Fuentes cercanas confirmaron que la monarca habría decidido cortar de manera definitiva todo vínculo con Irene de Urdangarin, nieta de los reyes eméritos y sobrina de Felipe VI. Aunque no hubo un comunicado oficial, esta decisión ha sido confirmada por allegados al palacio. La medida tiene un fuerte impacto tanto en la vida privada de la familia como en la imagen pública de la Corona.
Irene de Urdangarin, hija menor de la infanta Cristina y de Iñaki Urdangarin, llegó a España tras abandonar sus estudios en la Universidad de Lausana y luego en Oxford, buscando una oportunidad en la organización de eventos. Tras una breve estancia en Camboya, regresó a Madrid y se instaló en el Palacio de la Zarzuela junto a su abuela, la reina Sofía. Este gesto fue interpretado por Letizia como una invasión a espacios privados, especialmente al Pabellón del Príncipe, que tradicionalmente está reservado para la familia directa del rey. Informa Voces Críticas.
El conflicto también se ve influido por la relación de Irene con su entorno social y familiar. Durante su estancia en Madrid, la joven retomó su vida social y se reencontró con Juan Urquijo, un conocido del círculo familiar. Este vínculo fue visto con recelo por la reina, quien percibió que Irene no tenía intención de retomar sus estudios ni regresar a Ginebra, dejando atrás proyectos de voluntariado y compromisos académicos.

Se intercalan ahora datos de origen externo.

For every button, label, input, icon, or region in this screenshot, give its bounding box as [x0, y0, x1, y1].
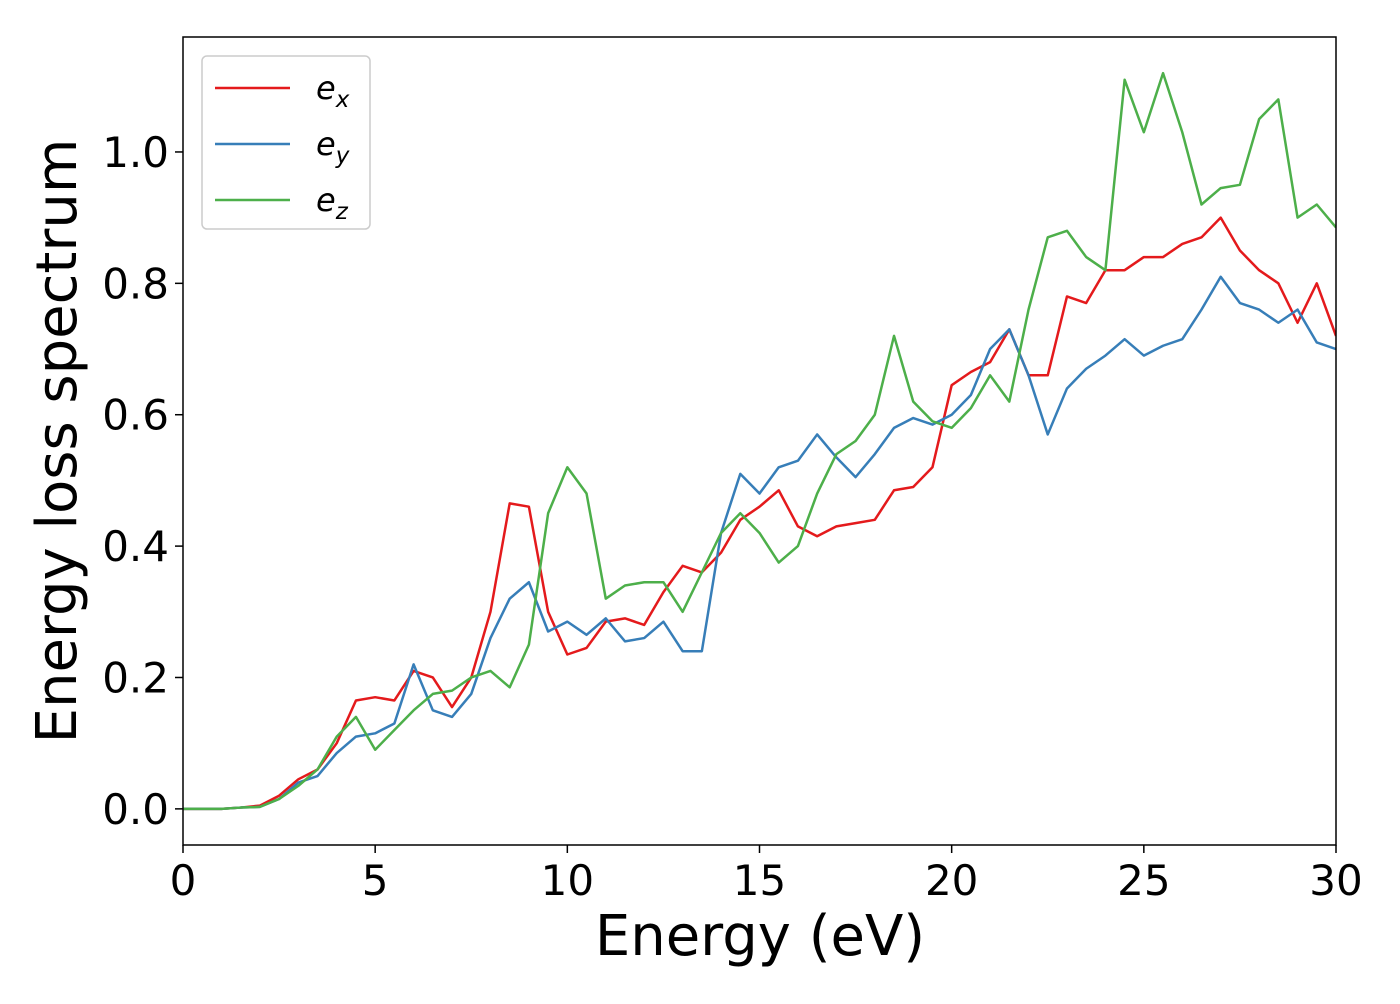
plot-frame	[182, 36, 1337, 846]
legend-name: e	[316, 125, 336, 163]
x-tick-label: 15	[733, 856, 786, 905]
legend-subscript: x	[335, 87, 350, 113]
x-tick-label: 20	[925, 856, 978, 905]
y-tick-label: 0.0	[102, 785, 169, 834]
x-tick-label: 5	[362, 856, 389, 905]
x-tick-label: 10	[541, 856, 594, 905]
x-axis-label: Energy (eV)	[595, 904, 925, 969]
y-axis-label: Energy loss spectrum	[25, 139, 90, 744]
x-tick-label: 0	[170, 856, 197, 905]
legend-box	[201, 55, 371, 230]
legend-name: e	[316, 69, 336, 107]
legend-subscript: z	[335, 199, 349, 225]
y-tick-label: 0.4	[102, 522, 169, 571]
y-tick-label: 0.8	[102, 259, 169, 308]
series-line	[183, 71, 1336, 811]
legend-subscript: y	[335, 143, 350, 169]
legend-label: ez	[316, 181, 349, 225]
y-tick-label: 0.2	[102, 653, 169, 702]
legend-label: ex	[316, 69, 350, 113]
legend-name: e	[316, 181, 336, 219]
series-line	[183, 275, 1336, 811]
y-tick-label: 1.0	[102, 128, 169, 177]
x-tick-label: 30	[1309, 856, 1362, 905]
y-tick-label: 0.6	[102, 391, 169, 440]
series-line	[183, 216, 1336, 811]
legend-label: ey	[316, 125, 350, 169]
x-tick-label: 25	[1117, 856, 1170, 905]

La postura de la reina Letizia se mantuvo firme: proteger la imagen y el entorno del rey Felipe VI es su prioridad. Según allegados, la reina considera que la presencia constante de Irene podría generar más tensiones dentro de la familia y afectar la percepción pública de la monarquía. Por eso, decidió marcar límites claros, aunque esto reabra viejas heridas internas y genere incomodidad en Zarzuela.
El conflicto alcanzó su punto máximo con los planes de verano en Marivent. Irene y Juan Urquijo planeaban pasar unos días junto a la reina Sofía, pero Letizia dejó claro que no serían bienvenidos mientras la familia real estuviera en el palacio. Según fuentes cercanas, la orden fue tajante: “Que no vengan, por favor”. Esta decisión refuerza la postura de la reina y evidencia la creciente división interna, dejando al rey Felipe VI en una situación complicada frente a su familia y la opinión pública.